As we neared Kwale a minibus taxi approaching from the other direction did a strange thing: They actually flagged us down to tell us ‘Stop! You can’t go this way! The bridge is gone, Demoina washed it away!’ We nodded, acted surprised, looked grateful, agreed, and thanked them kindly; then we kept going.

And they were right: The bridge over the river between Kwale and Kinango had indeed washed away. But there were recent tyre tracks down to the river which we followed. Below and just upstream of the iron wreckage of the bridge we stuck the Suzuki in 4X4 and crossed  the low river. Then we stopped for a break, parking our mini-4X4 under a beautiful shady tree on the river bank:

– 

And we were right: Besides being devoid of traffic, the road surface was mostly good, sometimes great:

Then the honeymoon ended: We ran out of detour and got back onto the main, ‘tarred’ Mombasa-Nairobi road at Samburu: Aargh! Every so often a blob of tar would threaten to cause damage. Huge holes had the traffic all weaving from side to side so trucks seem to be coming straight at you, but it’s actually quite safe, despite Aitch occasionally putting her feet up against the windscreen and yelling at me that there was an oncoming truck. Like I couldn’t see it. Its rather like slow-motion ballet. Most cars and all trucks went slowly, the only vehicles ‘speeding’ – probably up to 60km/h – were big passenger buses with their much better – softer, longer travel – suspension.

Years later, we can find the place where the bridge had washed away on online maps. Here’s the new bridge and new road on the right, with the old road just left of it, and just left of that, the drift we crossed (just left of the yellow arrow) and that beautiful tree in the top picture (red arrow) that we rested under.
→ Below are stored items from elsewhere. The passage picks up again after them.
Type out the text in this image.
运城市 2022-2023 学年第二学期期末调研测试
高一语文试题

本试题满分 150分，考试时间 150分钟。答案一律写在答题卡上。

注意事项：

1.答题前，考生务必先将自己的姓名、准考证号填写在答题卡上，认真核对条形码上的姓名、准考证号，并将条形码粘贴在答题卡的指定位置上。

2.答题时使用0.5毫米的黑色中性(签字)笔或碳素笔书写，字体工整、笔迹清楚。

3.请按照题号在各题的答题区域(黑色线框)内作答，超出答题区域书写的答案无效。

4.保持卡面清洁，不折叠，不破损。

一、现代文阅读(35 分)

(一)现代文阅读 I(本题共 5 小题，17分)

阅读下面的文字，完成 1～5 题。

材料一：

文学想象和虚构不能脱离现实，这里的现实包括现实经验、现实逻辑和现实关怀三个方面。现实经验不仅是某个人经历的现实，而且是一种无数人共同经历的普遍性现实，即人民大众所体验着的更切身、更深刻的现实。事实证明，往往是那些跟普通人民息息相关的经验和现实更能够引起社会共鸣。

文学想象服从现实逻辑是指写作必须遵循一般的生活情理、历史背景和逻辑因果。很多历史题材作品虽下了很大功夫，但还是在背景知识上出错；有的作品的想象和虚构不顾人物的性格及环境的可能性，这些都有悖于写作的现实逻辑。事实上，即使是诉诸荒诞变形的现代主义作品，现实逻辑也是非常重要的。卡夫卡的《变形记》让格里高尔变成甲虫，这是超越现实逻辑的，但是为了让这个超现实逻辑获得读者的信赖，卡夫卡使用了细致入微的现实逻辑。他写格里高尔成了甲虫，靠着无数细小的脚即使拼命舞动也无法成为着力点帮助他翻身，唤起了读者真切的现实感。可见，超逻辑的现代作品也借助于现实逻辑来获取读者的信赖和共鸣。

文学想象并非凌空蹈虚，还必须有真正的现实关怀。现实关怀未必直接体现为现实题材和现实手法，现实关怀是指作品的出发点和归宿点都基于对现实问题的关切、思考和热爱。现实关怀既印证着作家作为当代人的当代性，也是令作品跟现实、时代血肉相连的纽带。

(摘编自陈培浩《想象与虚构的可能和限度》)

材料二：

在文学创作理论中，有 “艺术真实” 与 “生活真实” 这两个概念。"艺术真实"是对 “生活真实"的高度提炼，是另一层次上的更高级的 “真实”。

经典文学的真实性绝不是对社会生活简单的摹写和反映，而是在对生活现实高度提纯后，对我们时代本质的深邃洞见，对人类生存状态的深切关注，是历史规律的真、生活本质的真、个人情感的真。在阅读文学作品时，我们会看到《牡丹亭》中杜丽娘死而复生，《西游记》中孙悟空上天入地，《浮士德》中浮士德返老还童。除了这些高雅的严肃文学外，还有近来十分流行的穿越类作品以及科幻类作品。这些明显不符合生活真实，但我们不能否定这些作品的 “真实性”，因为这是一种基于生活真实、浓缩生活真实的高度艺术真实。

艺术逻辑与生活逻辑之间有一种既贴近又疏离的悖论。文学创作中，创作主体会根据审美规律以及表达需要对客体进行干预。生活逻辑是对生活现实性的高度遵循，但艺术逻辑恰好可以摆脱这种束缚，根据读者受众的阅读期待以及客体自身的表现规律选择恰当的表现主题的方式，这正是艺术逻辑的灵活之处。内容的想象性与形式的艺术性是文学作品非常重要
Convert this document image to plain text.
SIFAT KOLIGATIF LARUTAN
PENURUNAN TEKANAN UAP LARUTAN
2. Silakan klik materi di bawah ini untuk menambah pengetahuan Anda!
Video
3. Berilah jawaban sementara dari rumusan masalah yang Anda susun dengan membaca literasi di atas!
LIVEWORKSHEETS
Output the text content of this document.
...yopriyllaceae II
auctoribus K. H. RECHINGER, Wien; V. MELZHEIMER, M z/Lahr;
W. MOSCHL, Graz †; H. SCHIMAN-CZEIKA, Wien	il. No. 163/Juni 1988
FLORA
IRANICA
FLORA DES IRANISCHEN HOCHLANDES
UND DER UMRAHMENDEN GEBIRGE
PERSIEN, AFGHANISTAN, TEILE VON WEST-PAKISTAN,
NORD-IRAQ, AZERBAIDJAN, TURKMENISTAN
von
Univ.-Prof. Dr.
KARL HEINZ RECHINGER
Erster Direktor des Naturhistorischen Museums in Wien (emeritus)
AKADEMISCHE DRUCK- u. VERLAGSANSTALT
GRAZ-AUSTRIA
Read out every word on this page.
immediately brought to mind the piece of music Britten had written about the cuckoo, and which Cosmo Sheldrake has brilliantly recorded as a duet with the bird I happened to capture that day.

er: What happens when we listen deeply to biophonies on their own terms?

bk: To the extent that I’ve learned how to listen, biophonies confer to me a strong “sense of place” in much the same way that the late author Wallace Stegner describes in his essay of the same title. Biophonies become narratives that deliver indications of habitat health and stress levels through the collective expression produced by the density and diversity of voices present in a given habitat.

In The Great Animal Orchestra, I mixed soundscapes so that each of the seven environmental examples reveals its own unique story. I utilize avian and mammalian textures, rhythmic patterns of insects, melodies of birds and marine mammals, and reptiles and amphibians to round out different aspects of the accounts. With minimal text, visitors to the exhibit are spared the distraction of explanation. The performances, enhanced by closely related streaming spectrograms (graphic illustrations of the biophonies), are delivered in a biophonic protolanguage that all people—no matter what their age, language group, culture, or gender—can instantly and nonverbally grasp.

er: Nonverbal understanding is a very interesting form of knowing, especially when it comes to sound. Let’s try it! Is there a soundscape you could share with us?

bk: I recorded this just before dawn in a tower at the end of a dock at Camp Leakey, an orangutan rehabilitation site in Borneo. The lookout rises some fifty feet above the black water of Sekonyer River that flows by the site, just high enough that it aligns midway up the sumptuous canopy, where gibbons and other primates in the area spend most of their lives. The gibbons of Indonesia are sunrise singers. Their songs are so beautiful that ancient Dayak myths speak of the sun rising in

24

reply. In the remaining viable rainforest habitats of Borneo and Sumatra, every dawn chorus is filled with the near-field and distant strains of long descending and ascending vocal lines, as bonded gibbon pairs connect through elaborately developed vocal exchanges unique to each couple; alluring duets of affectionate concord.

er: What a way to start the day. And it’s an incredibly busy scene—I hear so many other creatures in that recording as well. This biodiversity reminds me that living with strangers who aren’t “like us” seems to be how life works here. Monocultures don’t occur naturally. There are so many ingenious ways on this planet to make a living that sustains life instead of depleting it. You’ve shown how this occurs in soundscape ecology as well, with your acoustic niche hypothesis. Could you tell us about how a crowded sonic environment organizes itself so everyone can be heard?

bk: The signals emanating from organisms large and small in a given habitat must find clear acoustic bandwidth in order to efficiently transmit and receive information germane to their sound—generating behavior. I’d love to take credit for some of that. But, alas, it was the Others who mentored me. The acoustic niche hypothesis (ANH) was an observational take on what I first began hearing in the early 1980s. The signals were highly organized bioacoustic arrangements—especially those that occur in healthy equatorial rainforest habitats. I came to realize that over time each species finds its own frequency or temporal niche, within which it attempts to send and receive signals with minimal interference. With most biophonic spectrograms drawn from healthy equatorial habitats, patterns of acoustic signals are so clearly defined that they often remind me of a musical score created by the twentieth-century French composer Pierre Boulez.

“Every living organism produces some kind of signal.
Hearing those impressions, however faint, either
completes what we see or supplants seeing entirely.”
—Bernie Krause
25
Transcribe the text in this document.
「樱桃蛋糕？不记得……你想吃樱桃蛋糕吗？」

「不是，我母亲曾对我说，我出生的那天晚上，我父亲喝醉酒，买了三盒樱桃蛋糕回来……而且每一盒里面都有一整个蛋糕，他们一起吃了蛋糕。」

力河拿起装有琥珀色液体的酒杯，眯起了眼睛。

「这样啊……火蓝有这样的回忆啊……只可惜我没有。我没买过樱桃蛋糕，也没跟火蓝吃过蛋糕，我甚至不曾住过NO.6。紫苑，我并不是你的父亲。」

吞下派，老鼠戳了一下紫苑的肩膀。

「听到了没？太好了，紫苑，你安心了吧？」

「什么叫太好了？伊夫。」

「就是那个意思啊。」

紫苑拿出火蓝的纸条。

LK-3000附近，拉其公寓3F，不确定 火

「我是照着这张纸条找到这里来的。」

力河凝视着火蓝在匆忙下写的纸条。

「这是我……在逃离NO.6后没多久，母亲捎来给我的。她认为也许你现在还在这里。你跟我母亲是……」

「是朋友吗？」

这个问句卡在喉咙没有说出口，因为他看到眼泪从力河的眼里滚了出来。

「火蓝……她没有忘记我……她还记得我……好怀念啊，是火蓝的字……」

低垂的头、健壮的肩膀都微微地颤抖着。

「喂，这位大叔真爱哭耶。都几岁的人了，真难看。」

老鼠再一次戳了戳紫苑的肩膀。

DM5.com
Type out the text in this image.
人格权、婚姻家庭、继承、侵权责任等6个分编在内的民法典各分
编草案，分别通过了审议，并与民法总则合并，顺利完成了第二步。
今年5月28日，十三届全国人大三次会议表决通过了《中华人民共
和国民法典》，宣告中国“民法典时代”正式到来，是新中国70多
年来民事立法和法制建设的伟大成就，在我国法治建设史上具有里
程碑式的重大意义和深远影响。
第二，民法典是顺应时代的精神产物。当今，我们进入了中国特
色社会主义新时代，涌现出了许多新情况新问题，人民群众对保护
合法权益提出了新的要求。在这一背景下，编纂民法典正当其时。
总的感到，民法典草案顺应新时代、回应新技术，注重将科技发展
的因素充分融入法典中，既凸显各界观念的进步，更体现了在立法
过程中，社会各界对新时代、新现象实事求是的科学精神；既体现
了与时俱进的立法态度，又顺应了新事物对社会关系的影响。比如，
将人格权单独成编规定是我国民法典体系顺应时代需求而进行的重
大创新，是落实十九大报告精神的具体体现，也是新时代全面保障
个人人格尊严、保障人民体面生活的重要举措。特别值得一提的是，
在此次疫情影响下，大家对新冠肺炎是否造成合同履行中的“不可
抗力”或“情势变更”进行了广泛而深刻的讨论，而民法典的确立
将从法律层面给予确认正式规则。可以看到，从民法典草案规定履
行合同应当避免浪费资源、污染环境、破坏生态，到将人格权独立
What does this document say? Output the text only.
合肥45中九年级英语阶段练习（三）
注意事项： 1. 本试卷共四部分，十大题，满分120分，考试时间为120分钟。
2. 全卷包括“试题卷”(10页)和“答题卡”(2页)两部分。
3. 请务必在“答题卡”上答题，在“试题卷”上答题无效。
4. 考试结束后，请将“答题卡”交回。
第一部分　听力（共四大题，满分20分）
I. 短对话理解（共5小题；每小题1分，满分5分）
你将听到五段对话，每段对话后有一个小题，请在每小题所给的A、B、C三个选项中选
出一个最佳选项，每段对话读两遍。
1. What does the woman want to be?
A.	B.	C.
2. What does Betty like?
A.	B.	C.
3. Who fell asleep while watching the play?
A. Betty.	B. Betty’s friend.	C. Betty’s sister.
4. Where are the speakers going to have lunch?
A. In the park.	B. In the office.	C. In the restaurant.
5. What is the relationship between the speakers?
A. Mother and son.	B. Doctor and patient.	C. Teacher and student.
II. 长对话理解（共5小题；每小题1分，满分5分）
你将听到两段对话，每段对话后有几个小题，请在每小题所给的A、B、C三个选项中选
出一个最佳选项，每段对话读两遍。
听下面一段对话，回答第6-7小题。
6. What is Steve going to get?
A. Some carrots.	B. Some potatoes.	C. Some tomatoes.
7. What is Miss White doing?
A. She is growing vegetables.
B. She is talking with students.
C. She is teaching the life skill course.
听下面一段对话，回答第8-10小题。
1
All the long red mud scar is new road- wasn’t there back then. The old road shows as a thinner, lighter line.

– thanks Tracks4Africa –

Then we got to Tsavo! I’d wanted to visit Tsavo since I was ten years old, and read books by Bernhard Grzimek. Armand Denis and others! Well, here I was, thirty years later! Yavuyavu! Fahari!

~~oo0oo~~

Yavuyavu! Fahari! – Joy, happiness, yes!

Michael J Allard, the witty, talented painter of the wonderful old man on his bicycle,  lived in Zim on a farm, and in Ireland. He died in 2021.